Son récit d’aventure nous invite d’abord à partager sa passion pour la Colombie. Il y décrit de magnifiques paysages qui contrastent avec la vie rude et triste des populations prises entre deux feux : les révolutionnaires et les paramilitaires. Son portrait son concession de la situation est remarquable.

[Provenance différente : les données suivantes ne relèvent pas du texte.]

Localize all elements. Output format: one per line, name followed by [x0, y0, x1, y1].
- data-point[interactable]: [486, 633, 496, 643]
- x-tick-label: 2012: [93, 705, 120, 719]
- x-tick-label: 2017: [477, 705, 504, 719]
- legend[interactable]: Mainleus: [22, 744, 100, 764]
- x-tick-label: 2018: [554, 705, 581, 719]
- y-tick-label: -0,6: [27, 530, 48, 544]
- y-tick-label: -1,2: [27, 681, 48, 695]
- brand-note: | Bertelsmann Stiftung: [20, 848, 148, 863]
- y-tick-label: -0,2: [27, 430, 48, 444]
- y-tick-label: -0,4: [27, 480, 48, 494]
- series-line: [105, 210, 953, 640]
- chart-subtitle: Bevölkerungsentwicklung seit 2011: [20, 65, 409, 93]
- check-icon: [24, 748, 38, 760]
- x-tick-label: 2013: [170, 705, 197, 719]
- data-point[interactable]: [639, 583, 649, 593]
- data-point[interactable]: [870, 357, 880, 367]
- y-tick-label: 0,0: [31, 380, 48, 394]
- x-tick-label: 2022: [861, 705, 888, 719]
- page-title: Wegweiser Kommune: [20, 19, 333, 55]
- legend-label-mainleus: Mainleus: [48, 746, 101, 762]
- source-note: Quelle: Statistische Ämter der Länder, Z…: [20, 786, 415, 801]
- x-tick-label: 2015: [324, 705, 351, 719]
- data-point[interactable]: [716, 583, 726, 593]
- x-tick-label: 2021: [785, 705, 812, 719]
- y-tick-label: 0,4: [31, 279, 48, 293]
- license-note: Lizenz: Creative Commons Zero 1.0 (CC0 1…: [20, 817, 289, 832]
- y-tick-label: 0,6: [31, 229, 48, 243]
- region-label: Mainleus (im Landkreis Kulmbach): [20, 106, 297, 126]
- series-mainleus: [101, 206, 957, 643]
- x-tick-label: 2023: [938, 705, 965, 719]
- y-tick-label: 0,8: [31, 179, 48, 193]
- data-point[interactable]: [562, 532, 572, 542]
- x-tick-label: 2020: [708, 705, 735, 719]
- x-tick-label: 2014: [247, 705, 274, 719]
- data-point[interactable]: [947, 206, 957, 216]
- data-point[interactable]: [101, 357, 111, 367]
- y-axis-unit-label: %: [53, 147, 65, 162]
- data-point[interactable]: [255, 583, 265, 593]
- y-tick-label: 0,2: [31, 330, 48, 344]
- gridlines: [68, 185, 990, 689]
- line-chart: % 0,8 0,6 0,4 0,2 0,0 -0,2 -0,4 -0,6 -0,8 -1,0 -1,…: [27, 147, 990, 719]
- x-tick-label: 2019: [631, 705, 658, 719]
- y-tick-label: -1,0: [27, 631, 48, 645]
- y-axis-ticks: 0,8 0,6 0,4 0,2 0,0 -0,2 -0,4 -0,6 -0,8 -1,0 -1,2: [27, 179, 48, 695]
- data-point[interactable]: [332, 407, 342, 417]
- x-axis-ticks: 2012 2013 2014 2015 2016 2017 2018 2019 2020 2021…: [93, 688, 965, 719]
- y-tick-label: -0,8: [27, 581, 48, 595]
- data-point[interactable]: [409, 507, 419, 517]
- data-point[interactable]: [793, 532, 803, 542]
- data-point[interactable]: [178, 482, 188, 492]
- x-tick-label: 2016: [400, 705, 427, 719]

Il présente ensuite une réflexion sur notre société. En effet, le parcours de Théo n’est pas sans rappeler celui des jeunes qui deviennent djihadistes en Syrie. Leur quête est-elle différente ? En quoi ? Théo ne se reconnait pas dans le djihad. Il veut changer le monde, trouver une place dans la vie, un sens à celle-ci et il pense que son engagement dans la lutte armée pourra l’aider. Paradoxalement, il va se retrouver auprès de combattants catholiques, très proches des prêtres et religieuses. Il va devoir comprendre et accepter les incohérences de cette situation : suivre et respecter une religion d’amour, de pardon et s’imposer en même temps par les armes dans la violence. Théo, comme de nombreux jeunes avant lui, a une vision romantique de cette lutte, de cet engagement et est tenté de passer par les armes pour défendre ses idées, ses valeurs.
Et c’est là toute la question du roman : la lutte armée n’est-elle pas toujours une déception ? Quel que soit l’endroit (Espagne, Asie, Amérique latine...) n’est-ce pas toujours la population civile qui paie le prix fort de la guerre ?
Enfin, on s’interroge sur la raison qui pousse ces jeunes à rejeter la société dans laquelle ils vivent. Les principaux facteurs ne sont-ils pas la perte de sens et les inégalités sociales grandissantes ? Par cet engagement, les jeunes pensent trouver la place que la société leur dénie.
J’ai beaucoup aimé ce roman qui se lit d’une traite. La narration est fluide et le style de l’auteur est agréable. Les pages se tournent sans effort tant on a envie de savoir ce qu’ils vont devenir. Ensuite, on revient sur les passages que l’on a marqués afin de relire les réflexions politiques et philosophiques que l’auteur met dans la bouche de ses personnages.